A specific note in the introduction argues that we need the suggested change
'for the long-term health and scalability of the public routing
infrastructure' without any reference to the impact that multiplicative
expansion and fragmenting the smaller public allocations would have. It
should be clear that by following this suggestion the potential to seriously
expand the size of and number of fragments in the public routing system far
exceeds any value that would be gained from the self stated 'more
conservative approach'. In the public RIR discussions there has not been a
clear consensus. The suggested conservation is misguided as the bits will be
wasted by replacement of the protocol which will occur for other than
depletion reasons long before we hit the 500 year mark. It uses the argument
of 'waste' by looking at the current end user deployment models rather than
recognizing that by opening up the space new deployment options become
available. This effort essentially amounts to an attempt to exercise control
over what end users are allowed to do by making them beg for each increment
of an abundant resource. 

This document argues that the goals 'could' be met in other ways, but does
not justify why they 'need' to be, or even show an assurance that they
'would' be. In fact it recognizes that renumbering subnets is still a
serious problem, then suggests in 4.1 that it is no big deal to just limit
the network topology to the assumed smaller allocation that would be the
result of this document. There is no discussion about the fragmentation that
would occur when a network outgrows its original space and would rather push
complexity into the global routing system rather than renumber. 

In section 2 it mentions that multiple prefix management is an issue,
suggesting that they all be the same length to reduce complexity, but there
is no discussion on how that would occur if providers choose arbitrary
allocation sizes.
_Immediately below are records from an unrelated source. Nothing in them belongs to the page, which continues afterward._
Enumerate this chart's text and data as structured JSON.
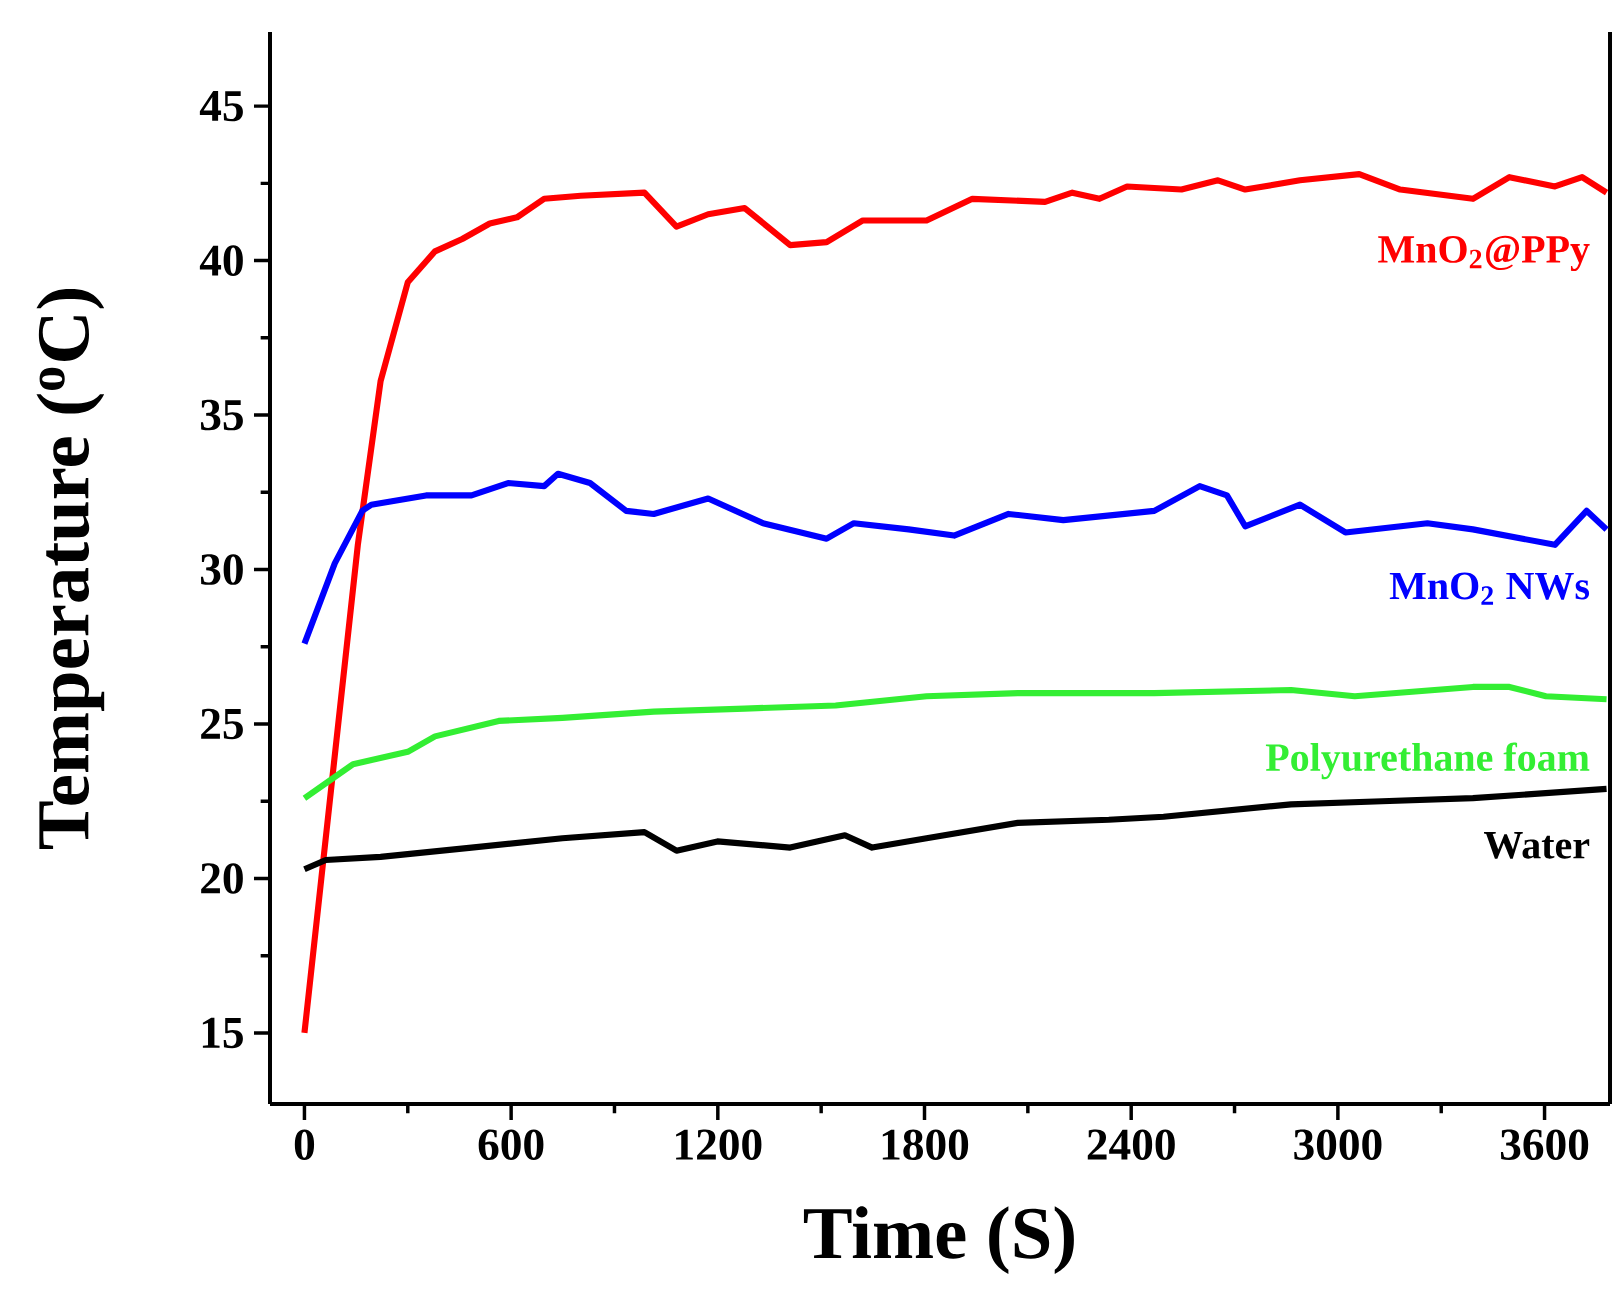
{
  "chart_data": {
    "type": "line",
    "xlabel": "Time (S)",
    "ylabel": "Temperature ($^{o}$C)",
    "xlim": [
      -100,
      3790
    ],
    "ylim": [
      12.7,
      47.4
    ],
    "xticks": [
      0,
      {
        "value": 300,
        "label": null
      },
      600,
      {
        "value": 900,
        "label": null
      },
      1200,
      {
        "value": 1500,
        "label": null
      },
      1800,
      {
        "value": 2100,
        "label": null
      },
      2400,
      {
        "value": 2700,
        "label": null
      },
      3000,
      {
        "value": 3300,
        "label": null
      },
      3600
    ],
    "yticks": [
      15,
      {
        "value": 17.5,
        "label": null
      },
      20,
      {
        "value": 22.5,
        "label": null
      },
      25,
      {
        "value": 27.5,
        "label": null
      },
      30,
      {
        "value": 32.5,
        "label": null
      },
      35,
      {
        "value": 37.5,
        "label": null
      },
      40,
      {
        "value": 42.5,
        "label": null
      },
      45
    ],
    "grid": false,
    "legend": false,
    "marker": "none",
    "line_style": "solid",
    "series": [
      {
        "name": "MnO$_{2}$@PPy",
        "color": "#ff0000",
        "x": [
          0,
          49,
          155,
          221,
          300,
          379,
          458,
          538,
          617,
          696,
          802,
          987,
          1080,
          1172,
          1278,
          1410,
          1516,
          1621,
          1806,
          1939,
          2150,
          2229,
          2308,
          2388,
          2546,
          2652,
          2731,
          2890,
          3062,
          3181,
          3392,
          3498,
          3630,
          3709,
          3780
        ],
        "values": [
          15,
          20,
          30.8,
          36.1,
          39.3,
          40.3,
          40.7,
          41.2,
          41.4,
          42,
          42.1,
          42.2,
          41.1,
          41.5,
          41.7,
          40.5,
          40.6,
          41.3,
          41.3,
          42,
          41.9,
          42.2,
          42,
          42.4,
          42.3,
          42.6,
          42.3,
          42.6,
          42.8,
          42.3,
          42,
          42.7,
          42.4,
          42.7,
          42.2
        ]
      },
      {
        "name": "MnO$_{2}$ NWs",
        "color": "#0000ff",
        "x": [
          0,
          88,
          168,
          194,
          353,
          485,
          591,
          696,
          736,
          829,
          934,
          1014,
          1172,
          1331,
          1516,
          1595,
          1754,
          1886,
          2044,
          2203,
          2467,
          2599,
          2678,
          2731,
          2890,
          3022,
          3260,
          3392,
          3630,
          3722,
          3780
        ],
        "values": [
          27.6,
          30.2,
          31.9,
          32.1,
          32.4,
          32.4,
          32.8,
          32.7,
          33.1,
          32.8,
          31.9,
          31.8,
          32.3,
          31.5,
          31,
          31.5,
          31.3,
          31.1,
          31.8,
          31.6,
          31.9,
          32.7,
          32.4,
          31.4,
          32.1,
          31.2,
          31.5,
          31.3,
          30.8,
          31.9,
          31.3
        ]
      },
      {
        "name": "Polyurethane foam",
        "color": "#33ee33",
        "x": [
          0,
          141,
          300,
          379,
          564,
          749,
          1014,
          1278,
          1542,
          1806,
          2071,
          2335,
          2467,
          2864,
          3049,
          3392,
          3498,
          3604,
          3780
        ],
        "values": [
          22.6,
          23.7,
          24.1,
          24.6,
          25.1,
          25.2,
          25.4,
          25.5,
          25.6,
          25.9,
          26,
          26,
          26,
          26.1,
          25.9,
          26.2,
          26.2,
          25.9,
          25.8
        ]
      },
      {
        "name": "Water",
        "color": "#000000",
        "x": [
          0,
          62,
          221,
          485,
          749,
          987,
          1080,
          1199,
          1410,
          1569,
          1648,
          1806,
          2071,
          2335,
          2494,
          2864,
          3128,
          3392,
          3780
        ],
        "values": [
          20.3,
          20.6,
          20.7,
          21,
          21.3,
          21.5,
          20.9,
          21.2,
          21,
          21.4,
          21,
          21.3,
          21.8,
          21.9,
          22,
          22.4,
          22.5,
          22.6,
          22.9
        ]
      }
    ]
  }
}
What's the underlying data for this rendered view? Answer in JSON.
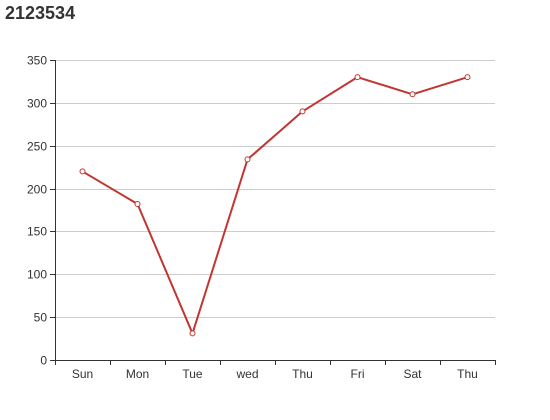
{
  "chart_data": {
    "type": "line",
    "title": "2123534",
    "xlabel": "",
    "ylabel": "",
    "categories": [
      "Sun",
      "Mon",
      "Tue",
      "wed",
      "Thu",
      "Fri",
      "Sat",
      "Thu"
    ],
    "series": [
      {
        "values": [
          220,
          182,
          31,
          234,
          290,
          330,
          310,
          330
        ]
      }
    ],
    "ylim": [
      0,
      350
    ],
    "yticks": [
      0,
      50,
      100,
      150,
      200,
      250,
      300,
      350
    ],
    "grid": true,
    "colors": {
      "line": "#c23531",
      "grid": "#cccccc",
      "axis": "#333333",
      "text": "#333333"
    }
  }
}
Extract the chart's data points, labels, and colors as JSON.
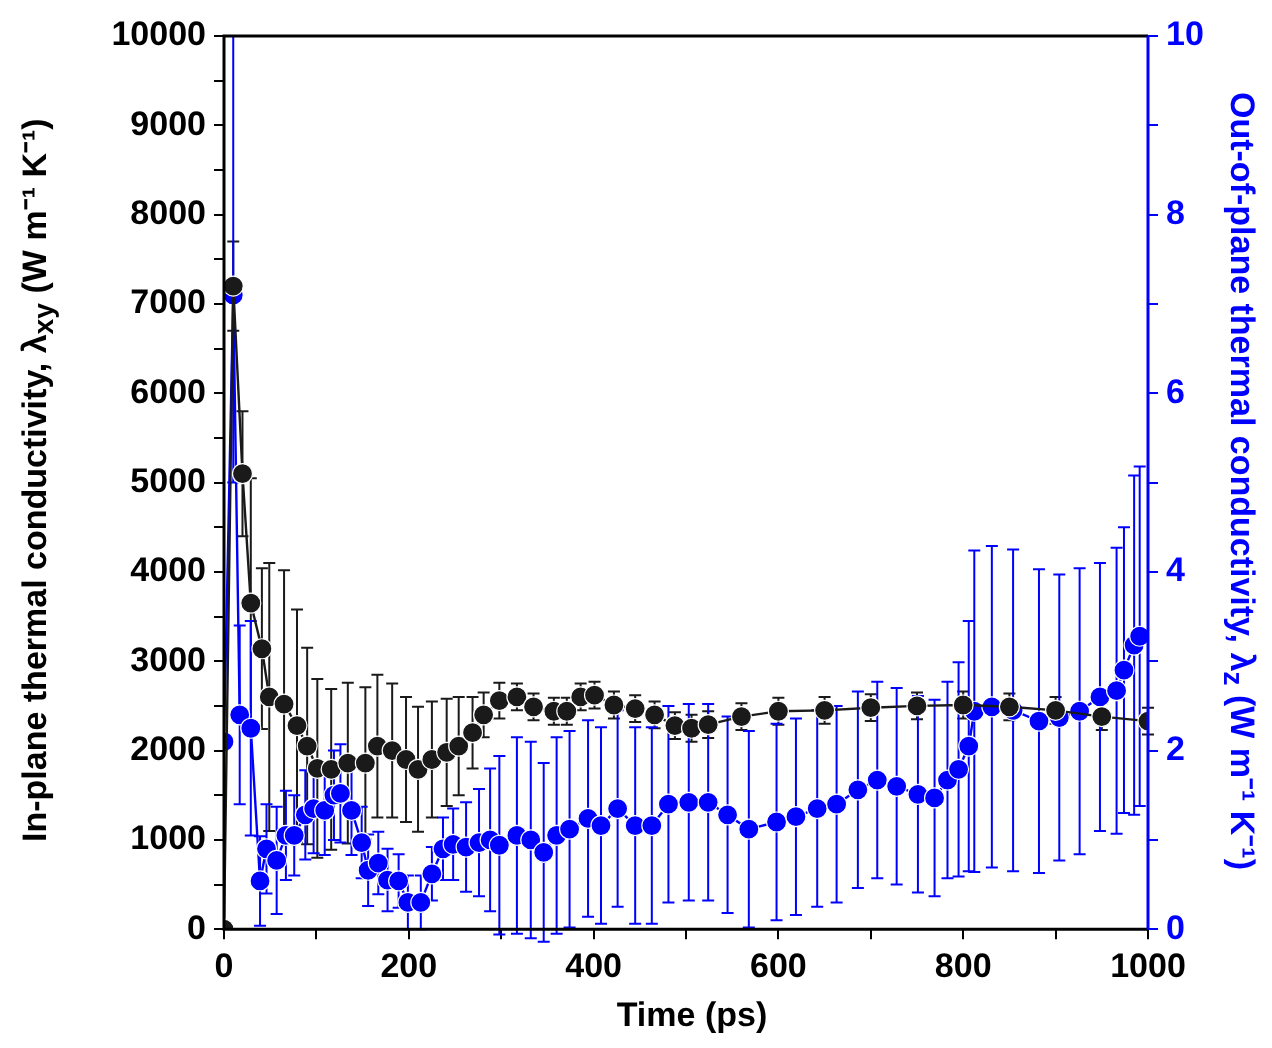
{
  "chart_data": {
    "type": "line",
    "xlabel": "Time (ps)",
    "ylabel": "In-plane thermal conductivity, λ$_{xy}$ (W m⁻¹ K⁻¹)",
    "y2label": "Out-of-plane thermal conductivity, λ$_{z}$ (W m⁻¹ K⁻¹)",
    "xlim": [
      0,
      1000
    ],
    "xticks": [
      0,
      {
        "value": 100,
        "label": null
      },
      200,
      {
        "value": 300,
        "label": null
      },
      400,
      {
        "value": 500,
        "label": null
      },
      600,
      {
        "value": 700,
        "label": null
      },
      800,
      {
        "value": 900,
        "label": null
      },
      1000
    ],
    "ylim": [
      0,
      10000
    ],
    "yticks": [
      0,
      {
        "value": 500,
        "label": null
      },
      1000,
      {
        "value": 1500,
        "label": null
      },
      2000,
      {
        "value": 2500,
        "label": null
      },
      3000,
      {
        "value": 3500,
        "label": null
      },
      4000,
      {
        "value": 4500,
        "label": null
      },
      5000,
      {
        "value": 5500,
        "label": null
      },
      6000,
      {
        "value": 6500,
        "label": null
      },
      7000,
      {
        "value": 7500,
        "label": null
      },
      8000,
      {
        "value": 8500,
        "label": null
      },
      9000,
      {
        "value": 9500,
        "label": null
      },
      10000
    ],
    "y2lim": [
      0,
      10
    ],
    "y2ticks": [
      0,
      {
        "value": 1,
        "label": null
      },
      2,
      {
        "value": 3,
        "label": null
      },
      4,
      {
        "value": 5,
        "label": null
      },
      6,
      {
        "value": 7,
        "label": null
      },
      8,
      {
        "value": 9,
        "label": null
      },
      10
    ],
    "grid": false,
    "legend": false,
    "marker": "circle",
    "line_style": "solid",
    "series": [
      {
        "color": "#1a1a1a",
        "x": [
          0,
          10,
          20,
          29,
          41,
          49,
          65,
          79,
          90,
          101,
          116,
          134,
          153,
          166,
          182,
          197,
          210,
          225,
          241,
          254,
          269,
          281,
          298,
          317,
          335,
          357,
          371,
          386,
          401,
          422,
          445,
          466,
          488,
          506,
          524,
          560,
          600,
          650,
          700,
          750,
          800,
          850,
          900,
          950,
          1000
        ],
        "values": [
          0,
          7200,
          5100,
          3650,
          3140,
          2600,
          2520,
          2280,
          2050,
          1800,
          1790,
          1860,
          1860,
          2050,
          2000,
          1900,
          1790,
          1900,
          1980,
          2050,
          2200,
          2400,
          2560,
          2600,
          2490,
          2440,
          2440,
          2600,
          2620,
          2510,
          2470,
          2400,
          2280,
          2250,
          2290,
          2380,
          2440,
          2450,
          2480,
          2500,
          2510,
          2490,
          2450,
          2380,
          2330
        ],
        "errors": [
          null,
          500,
          700,
          1400,
          900,
          1500,
          1500,
          1300,
          1100,
          1000,
          900,
          900,
          850,
          800,
          750,
          700,
          700,
          650,
          600,
          550,
          400,
          250,
          200,
          150,
          150,
          150,
          150,
          150,
          150,
          150,
          150,
          150,
          150,
          150,
          150,
          150,
          150,
          150,
          150,
          150,
          150,
          150,
          150,
          150,
          150
        ]
      },
      {
        "color": "#0000ff",
        "axis": "y2",
        "x": [
          0,
          10,
          17,
          29,
          39,
          46,
          57,
          67,
          76,
          88,
          97,
          109,
          119,
          126,
          138,
          149,
          156,
          167,
          177,
          189,
          199,
          213,
          225,
          237,
          248,
          262,
          276,
          288,
          298,
          317,
          332,
          346,
          360,
          374,
          394,
          408,
          426,
          445,
          463,
          481,
          503,
          524,
          545,
          568,
          598,
          619,
          642,
          663,
          686,
          707,
          728,
          751,
          769,
          783,
          795,
          806,
          812,
          831,
          854,
          882,
          904,
          926,
          948,
          966,
          974,
          985,
          991
        ],
        "values": [
          2.1,
          7.1,
          2.4,
          2.25,
          0.54,
          0.9,
          0.77,
          1.05,
          1.05,
          1.28,
          1.35,
          1.33,
          1.5,
          1.52,
          1.33,
          0.97,
          0.66,
          0.74,
          0.55,
          0.54,
          0.3,
          0.3,
          0.62,
          0.9,
          0.95,
          0.92,
          0.97,
          1.0,
          0.94,
          1.05,
          1.0,
          0.86,
          1.05,
          1.12,
          1.24,
          1.16,
          1.35,
          1.16,
          1.16,
          1.4,
          1.42,
          1.42,
          1.28,
          1.12,
          1.2,
          1.26,
          1.35,
          1.4,
          1.56,
          1.67,
          1.6,
          1.51,
          1.47,
          1.67,
          1.79,
          2.05,
          2.44,
          2.49,
          2.45,
          2.33,
          2.37,
          2.44,
          2.6,
          2.67,
          2.9,
          3.18,
          3.28
        ],
        "errors": [
          null,
          [
            5.0,
            10.0
          ],
          1.0,
          1.2,
          0.5,
          0.5,
          0.6,
          0.5,
          0.45,
          0.5,
          0.5,
          0.5,
          0.5,
          0.55,
          0.5,
          0.4,
          0.4,
          0.35,
          0.35,
          0.3,
          0.3,
          0.3,
          0.3,
          0.35,
          0.4,
          0.5,
          0.6,
          0.8,
          1.0,
          1.1,
          1.1,
          1.0,
          1.1,
          1.1,
          1.1,
          1.1,
          1.1,
          1.1,
          1.1,
          1.1,
          1.1,
          1.1,
          1.1,
          1.1,
          1.1,
          1.1,
          1.1,
          1.1,
          1.1,
          1.1,
          1.1,
          1.1,
          1.1,
          1.1,
          1.2,
          1.4,
          1.8,
          1.8,
          1.8,
          1.7,
          1.6,
          1.6,
          1.5,
          1.6,
          1.6,
          1.9,
          1.9
        ]
      }
    ]
  }
}
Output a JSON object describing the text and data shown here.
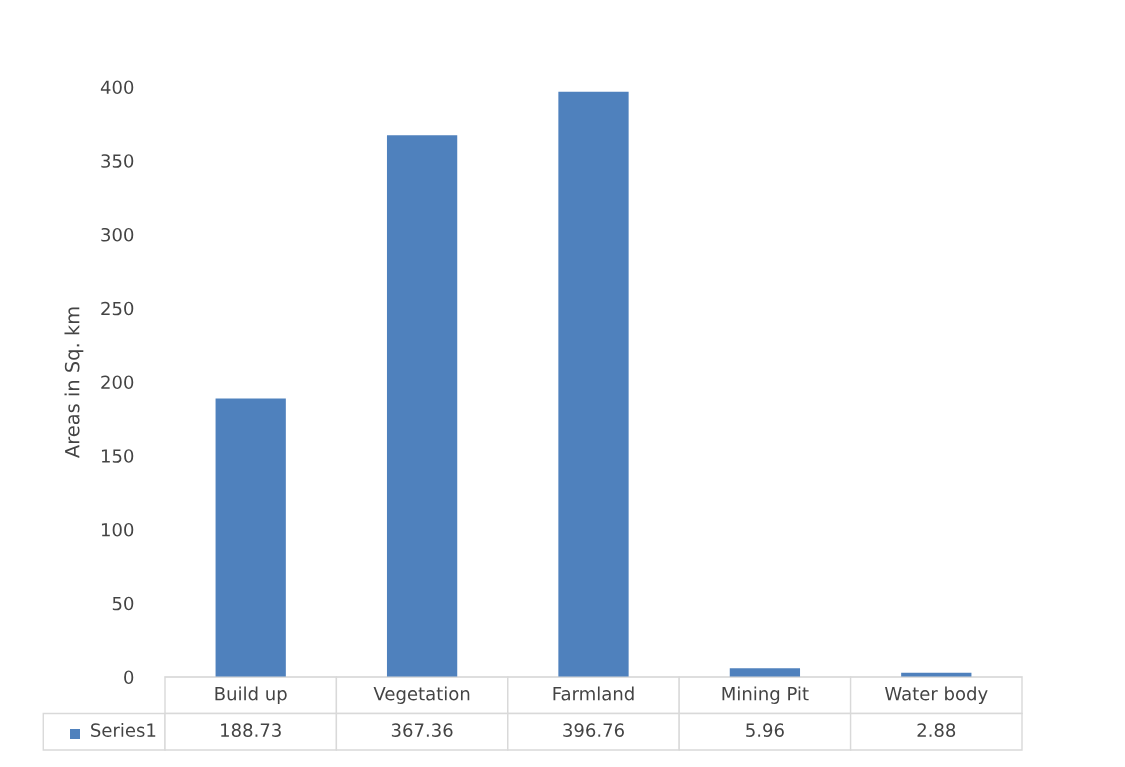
{
  "chart_data": {
    "type": "bar",
    "ylabel": "Areas in Sq. km",
    "categories": [
      "Build up",
      "Vegetation",
      "Farmland",
      "Mining Pit",
      "Water body"
    ],
    "series": [
      {
        "name": "Series1",
        "color": "#4f81bd",
        "values": [
          188.73,
          367.36,
          396.76,
          5.96,
          2.88
        ]
      }
    ],
    "ylim": [
      0,
      400
    ],
    "yticks": [
      0,
      50,
      100,
      150,
      200,
      250,
      300,
      350,
      400
    ],
    "grid": false,
    "data_labels": true,
    "legend": "bottom"
  }
}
There appears to be an implied 'trust me' that it will all
work out and be possible for sites to get the same prefix lengths from
different providers. 

Also in section 2 it mentions in passing that the PTR tree is something to
consider, but does not spell out that managing that zone file across
multiple parties would be problematic and therefore recommend that forward
and reverse delegations be done on a nibble basis. It does provide more at
the very end of the summary, but still does not provide guidance on what
issues need 'adequate consideration'.

Referencing Multi6 & Shim6 seem out of place given that one produced nothing
and the other is producing something that is not deployable in real networks
where firewalls will kill the connections when the locators are changed. 

The entire effort is misguided in that 3177 is a recommendation based on
architectural balance, while this document is nothing more than ambiguous
FUD intended to shift parceling control from the end site network to the
ISP/RIR. It is presented under the guise of conservation in the routing
system simply to give cover to those that want to deviate from 3177, though
in fact it effectively balloons the routing system through fragmentation
spread over even more bits. There is no hard and fast boundary, and 3177
makes itself very clear that it is just a recommendation. If the RIRs want
to establish a different policy they can, though there is no architectural
justification for it.

RFC 3177 could use a tune-up, but it is not clear if opening the document is
worth the effort. The one thing that is clear is that this document is not a
replacement for it in any sense of the word.